The U.S. government’s Energy Information Administration noted in its country’s analysis for Australia: “Australia, rich in hydrocarbons and uranium, was the world’s second largest coal exporter in 2011 and the third largest liquefied natural gas exporter in 2012. Australia is rich in commodities, including fossil fuel and uranium reserves, and is one of the few countries belonging to the Organization for Economic Cooperation and Development that is a significant net hydrocarbon exporter, exporting over 70 percent of its total energy production according to government sources. Australia was the world’s second largest coal exporter based on weight in 2011 and the third largest exporter of liquefied natural gas in 2012.”
Six months ago Brisbane company Linc Energy Ltd. released two reports, based on drilling and seismic exploration, estimating the amount of shale oil in the as yet untapped 30,000 square mile Arckaringa Basin surrounding Coober Pedy ranging from 3.5 billion to a mind boggling 233 billion barrels of oil. If the upper end estimates are correct then it means that the Arckaringa Basin is six times larger than the Bakken, seventeen times the size of the Marcellus formation, and 80 times larger than the Eagle Ford U.S. shale deposits. To put the potential of the Arckaringa Basin in context, Saudi Arabian reserves are estimated at 263 billion barrels.

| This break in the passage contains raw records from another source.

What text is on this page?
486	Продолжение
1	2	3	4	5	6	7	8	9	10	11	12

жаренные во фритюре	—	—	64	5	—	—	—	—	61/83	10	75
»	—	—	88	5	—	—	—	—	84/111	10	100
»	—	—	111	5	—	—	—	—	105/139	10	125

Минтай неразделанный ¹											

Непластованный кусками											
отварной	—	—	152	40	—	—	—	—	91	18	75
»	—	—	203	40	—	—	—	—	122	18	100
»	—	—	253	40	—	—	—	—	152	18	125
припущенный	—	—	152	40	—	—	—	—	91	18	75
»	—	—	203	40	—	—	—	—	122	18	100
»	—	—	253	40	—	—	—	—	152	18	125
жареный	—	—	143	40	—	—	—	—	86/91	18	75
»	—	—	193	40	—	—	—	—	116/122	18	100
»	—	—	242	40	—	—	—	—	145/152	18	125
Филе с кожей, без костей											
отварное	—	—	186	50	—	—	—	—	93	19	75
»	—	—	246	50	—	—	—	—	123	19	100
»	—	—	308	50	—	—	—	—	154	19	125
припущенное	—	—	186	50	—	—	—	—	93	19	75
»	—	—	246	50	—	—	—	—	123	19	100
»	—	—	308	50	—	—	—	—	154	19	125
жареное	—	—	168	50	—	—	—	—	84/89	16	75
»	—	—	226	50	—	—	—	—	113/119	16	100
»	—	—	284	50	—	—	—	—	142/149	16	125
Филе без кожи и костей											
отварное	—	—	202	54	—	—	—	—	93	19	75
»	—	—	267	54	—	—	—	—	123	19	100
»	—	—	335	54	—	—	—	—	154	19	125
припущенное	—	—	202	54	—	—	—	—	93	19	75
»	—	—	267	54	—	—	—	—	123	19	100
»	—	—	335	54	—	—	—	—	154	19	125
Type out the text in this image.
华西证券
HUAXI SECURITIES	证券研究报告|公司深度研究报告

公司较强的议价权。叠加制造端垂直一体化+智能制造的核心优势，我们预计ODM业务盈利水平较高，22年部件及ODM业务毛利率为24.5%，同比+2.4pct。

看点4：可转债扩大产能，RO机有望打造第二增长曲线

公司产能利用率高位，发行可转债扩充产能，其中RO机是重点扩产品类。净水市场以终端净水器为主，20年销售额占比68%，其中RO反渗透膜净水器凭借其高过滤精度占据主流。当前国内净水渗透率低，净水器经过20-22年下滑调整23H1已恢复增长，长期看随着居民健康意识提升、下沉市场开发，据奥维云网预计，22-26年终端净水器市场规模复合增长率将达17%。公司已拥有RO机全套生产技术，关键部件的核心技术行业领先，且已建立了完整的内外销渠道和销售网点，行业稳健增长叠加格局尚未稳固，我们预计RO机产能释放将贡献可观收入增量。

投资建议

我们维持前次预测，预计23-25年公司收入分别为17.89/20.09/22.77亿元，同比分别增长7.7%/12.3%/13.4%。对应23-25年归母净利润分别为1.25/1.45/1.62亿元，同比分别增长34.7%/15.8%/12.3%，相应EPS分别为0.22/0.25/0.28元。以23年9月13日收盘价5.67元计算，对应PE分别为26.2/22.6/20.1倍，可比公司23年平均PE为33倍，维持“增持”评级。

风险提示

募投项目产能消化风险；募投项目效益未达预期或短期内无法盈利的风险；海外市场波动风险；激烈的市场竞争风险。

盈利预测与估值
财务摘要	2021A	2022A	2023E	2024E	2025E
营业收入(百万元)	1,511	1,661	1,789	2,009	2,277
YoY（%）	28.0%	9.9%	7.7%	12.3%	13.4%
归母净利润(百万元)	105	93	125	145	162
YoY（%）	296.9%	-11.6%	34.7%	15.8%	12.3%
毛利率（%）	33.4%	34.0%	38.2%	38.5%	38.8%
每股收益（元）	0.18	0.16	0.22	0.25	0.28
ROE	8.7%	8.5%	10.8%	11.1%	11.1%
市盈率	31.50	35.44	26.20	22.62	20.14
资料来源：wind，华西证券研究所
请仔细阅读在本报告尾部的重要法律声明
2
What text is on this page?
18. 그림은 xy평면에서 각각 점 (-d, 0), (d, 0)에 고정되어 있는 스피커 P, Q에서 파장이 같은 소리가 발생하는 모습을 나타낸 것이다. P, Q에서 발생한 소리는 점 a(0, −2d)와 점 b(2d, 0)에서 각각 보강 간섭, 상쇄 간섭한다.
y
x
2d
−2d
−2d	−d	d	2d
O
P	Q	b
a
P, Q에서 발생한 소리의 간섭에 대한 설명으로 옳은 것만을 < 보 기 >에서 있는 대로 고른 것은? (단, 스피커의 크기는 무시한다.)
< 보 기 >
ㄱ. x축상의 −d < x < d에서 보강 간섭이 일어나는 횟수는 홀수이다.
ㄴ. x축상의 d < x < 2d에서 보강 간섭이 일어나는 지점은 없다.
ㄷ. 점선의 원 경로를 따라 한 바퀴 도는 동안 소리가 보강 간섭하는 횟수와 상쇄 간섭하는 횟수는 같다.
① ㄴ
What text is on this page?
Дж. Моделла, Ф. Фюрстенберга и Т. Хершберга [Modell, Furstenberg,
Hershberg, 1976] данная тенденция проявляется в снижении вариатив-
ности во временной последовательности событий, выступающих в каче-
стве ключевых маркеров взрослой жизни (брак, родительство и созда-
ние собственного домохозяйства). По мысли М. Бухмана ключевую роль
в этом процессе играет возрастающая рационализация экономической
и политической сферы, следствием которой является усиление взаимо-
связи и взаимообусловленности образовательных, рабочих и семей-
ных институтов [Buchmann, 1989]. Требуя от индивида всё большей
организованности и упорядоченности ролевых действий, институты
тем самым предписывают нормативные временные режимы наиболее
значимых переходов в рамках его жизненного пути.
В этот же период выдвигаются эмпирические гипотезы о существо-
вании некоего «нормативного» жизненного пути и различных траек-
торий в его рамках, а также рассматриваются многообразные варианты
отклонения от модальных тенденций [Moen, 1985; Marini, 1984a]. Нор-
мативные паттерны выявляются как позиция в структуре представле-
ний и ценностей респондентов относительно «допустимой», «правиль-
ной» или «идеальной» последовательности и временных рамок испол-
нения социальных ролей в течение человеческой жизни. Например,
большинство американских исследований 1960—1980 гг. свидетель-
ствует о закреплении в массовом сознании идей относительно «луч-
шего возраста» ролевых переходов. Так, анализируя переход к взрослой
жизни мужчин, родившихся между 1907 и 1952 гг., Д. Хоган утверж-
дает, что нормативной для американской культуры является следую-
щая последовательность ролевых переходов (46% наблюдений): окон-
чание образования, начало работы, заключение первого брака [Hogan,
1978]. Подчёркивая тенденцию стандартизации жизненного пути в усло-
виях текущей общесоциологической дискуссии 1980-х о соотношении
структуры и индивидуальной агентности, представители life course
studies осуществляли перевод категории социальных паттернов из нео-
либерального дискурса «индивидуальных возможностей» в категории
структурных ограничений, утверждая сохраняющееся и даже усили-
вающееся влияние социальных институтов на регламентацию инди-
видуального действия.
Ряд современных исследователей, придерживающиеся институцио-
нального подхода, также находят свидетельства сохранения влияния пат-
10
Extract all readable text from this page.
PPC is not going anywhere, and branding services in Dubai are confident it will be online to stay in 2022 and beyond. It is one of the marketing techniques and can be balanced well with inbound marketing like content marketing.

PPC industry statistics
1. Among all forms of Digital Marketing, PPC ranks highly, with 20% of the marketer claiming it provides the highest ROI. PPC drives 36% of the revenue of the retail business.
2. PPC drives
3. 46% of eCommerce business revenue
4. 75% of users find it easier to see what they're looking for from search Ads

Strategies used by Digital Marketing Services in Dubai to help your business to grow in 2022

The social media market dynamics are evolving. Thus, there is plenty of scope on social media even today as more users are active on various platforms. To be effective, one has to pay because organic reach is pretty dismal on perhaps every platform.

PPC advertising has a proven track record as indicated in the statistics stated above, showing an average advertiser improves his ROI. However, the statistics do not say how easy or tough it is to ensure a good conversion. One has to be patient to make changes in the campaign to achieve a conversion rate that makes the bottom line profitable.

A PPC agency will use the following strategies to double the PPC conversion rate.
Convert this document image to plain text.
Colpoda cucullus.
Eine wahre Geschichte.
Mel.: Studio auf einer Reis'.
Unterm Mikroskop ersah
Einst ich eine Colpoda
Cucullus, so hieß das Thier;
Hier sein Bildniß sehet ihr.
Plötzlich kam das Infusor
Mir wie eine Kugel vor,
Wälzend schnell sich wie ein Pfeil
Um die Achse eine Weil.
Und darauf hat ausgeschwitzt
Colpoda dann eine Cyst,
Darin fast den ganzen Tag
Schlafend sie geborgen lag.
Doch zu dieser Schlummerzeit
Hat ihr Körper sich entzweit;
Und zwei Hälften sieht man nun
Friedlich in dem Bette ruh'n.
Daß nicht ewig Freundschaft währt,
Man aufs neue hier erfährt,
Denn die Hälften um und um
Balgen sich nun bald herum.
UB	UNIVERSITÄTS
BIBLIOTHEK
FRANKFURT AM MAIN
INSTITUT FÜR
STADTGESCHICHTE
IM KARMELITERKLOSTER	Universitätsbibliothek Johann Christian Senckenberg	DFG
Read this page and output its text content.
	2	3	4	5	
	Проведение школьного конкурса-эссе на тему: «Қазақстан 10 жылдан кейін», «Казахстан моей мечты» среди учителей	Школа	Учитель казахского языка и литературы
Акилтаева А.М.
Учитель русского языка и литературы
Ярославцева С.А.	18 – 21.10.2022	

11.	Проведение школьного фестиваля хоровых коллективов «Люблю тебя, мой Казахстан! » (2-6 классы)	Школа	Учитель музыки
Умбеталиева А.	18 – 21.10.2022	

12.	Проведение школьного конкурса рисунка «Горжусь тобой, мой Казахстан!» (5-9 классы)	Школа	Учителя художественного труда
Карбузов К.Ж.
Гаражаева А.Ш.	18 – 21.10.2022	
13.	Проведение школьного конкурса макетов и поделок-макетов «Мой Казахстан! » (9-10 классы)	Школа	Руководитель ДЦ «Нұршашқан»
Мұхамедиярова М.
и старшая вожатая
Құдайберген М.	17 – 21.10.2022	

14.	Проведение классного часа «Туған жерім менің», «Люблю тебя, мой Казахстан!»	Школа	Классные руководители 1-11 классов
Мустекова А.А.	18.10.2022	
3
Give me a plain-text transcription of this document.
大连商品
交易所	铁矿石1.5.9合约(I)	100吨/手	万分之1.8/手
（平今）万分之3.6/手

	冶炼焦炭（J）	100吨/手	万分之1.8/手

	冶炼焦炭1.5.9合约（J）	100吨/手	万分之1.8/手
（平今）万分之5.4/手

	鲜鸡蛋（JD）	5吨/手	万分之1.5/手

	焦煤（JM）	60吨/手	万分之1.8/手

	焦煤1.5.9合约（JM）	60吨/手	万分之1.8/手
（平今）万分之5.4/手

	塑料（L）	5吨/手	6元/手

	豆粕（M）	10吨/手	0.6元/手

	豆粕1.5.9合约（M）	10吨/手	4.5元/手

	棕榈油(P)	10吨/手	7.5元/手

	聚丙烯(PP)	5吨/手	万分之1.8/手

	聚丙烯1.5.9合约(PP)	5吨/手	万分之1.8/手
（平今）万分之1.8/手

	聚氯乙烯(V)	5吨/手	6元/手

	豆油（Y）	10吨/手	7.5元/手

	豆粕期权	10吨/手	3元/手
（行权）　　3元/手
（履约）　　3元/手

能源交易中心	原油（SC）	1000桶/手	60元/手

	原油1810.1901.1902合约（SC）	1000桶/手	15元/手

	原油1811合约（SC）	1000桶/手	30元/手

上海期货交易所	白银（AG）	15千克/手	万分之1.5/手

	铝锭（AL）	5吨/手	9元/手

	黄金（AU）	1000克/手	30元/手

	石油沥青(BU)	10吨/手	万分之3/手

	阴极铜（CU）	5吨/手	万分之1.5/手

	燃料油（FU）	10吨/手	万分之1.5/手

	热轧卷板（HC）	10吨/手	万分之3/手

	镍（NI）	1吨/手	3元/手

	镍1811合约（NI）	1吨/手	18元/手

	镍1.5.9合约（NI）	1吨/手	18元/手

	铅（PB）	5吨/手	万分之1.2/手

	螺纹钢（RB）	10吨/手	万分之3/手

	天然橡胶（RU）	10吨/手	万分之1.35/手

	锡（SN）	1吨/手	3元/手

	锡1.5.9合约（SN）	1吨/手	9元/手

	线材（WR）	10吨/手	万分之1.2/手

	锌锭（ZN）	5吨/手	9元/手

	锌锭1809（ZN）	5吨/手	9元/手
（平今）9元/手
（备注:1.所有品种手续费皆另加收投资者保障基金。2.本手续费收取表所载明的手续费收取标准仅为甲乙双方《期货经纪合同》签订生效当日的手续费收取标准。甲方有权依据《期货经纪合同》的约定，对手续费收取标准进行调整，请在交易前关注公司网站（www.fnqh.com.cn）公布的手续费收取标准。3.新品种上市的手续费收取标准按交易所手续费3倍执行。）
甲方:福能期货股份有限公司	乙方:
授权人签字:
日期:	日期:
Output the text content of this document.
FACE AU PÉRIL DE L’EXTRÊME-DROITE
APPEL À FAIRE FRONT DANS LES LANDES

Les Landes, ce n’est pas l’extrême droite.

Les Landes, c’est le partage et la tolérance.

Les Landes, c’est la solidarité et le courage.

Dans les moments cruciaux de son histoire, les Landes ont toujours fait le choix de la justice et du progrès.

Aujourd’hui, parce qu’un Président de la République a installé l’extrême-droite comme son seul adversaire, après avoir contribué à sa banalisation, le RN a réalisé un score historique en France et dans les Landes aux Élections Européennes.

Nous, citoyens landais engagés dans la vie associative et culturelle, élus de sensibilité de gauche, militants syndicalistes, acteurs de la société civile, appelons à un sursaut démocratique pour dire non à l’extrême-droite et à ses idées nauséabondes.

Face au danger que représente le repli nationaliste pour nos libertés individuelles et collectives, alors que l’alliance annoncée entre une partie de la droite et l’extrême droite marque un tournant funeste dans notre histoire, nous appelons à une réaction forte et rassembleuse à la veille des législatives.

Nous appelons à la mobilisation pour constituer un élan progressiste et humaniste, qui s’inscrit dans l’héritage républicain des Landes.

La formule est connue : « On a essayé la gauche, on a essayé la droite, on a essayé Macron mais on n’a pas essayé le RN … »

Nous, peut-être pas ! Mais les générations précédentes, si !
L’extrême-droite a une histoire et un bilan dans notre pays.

So, what next for Linc Energy Ltd.? The company has been in discussions to find a partner to develop the Arckaringa Basin after hiring Barclays Plc to help with the process and expects to narrow the talks to one group in a “few weeks,” according to Linc Energy Ltd. chief executive officer Peter Bond. Bond added that Linc Energy Ltd.is talking with at least four parties from outside Australia interested in the shale oil project in the Arckaringa Basin.
Linc Energy Ltd. said that the characteristics of its Australian acreage “compare favorably” to the prolific Bakken and Eagle Ford shale regions of the U.S. Global energy companies including Chevron (NYSE:CVX), ConocoPhillips (NYSE:COP), Statoil ASA (NYSE:STO), and BG Group Plc are already making shale investments in Australia.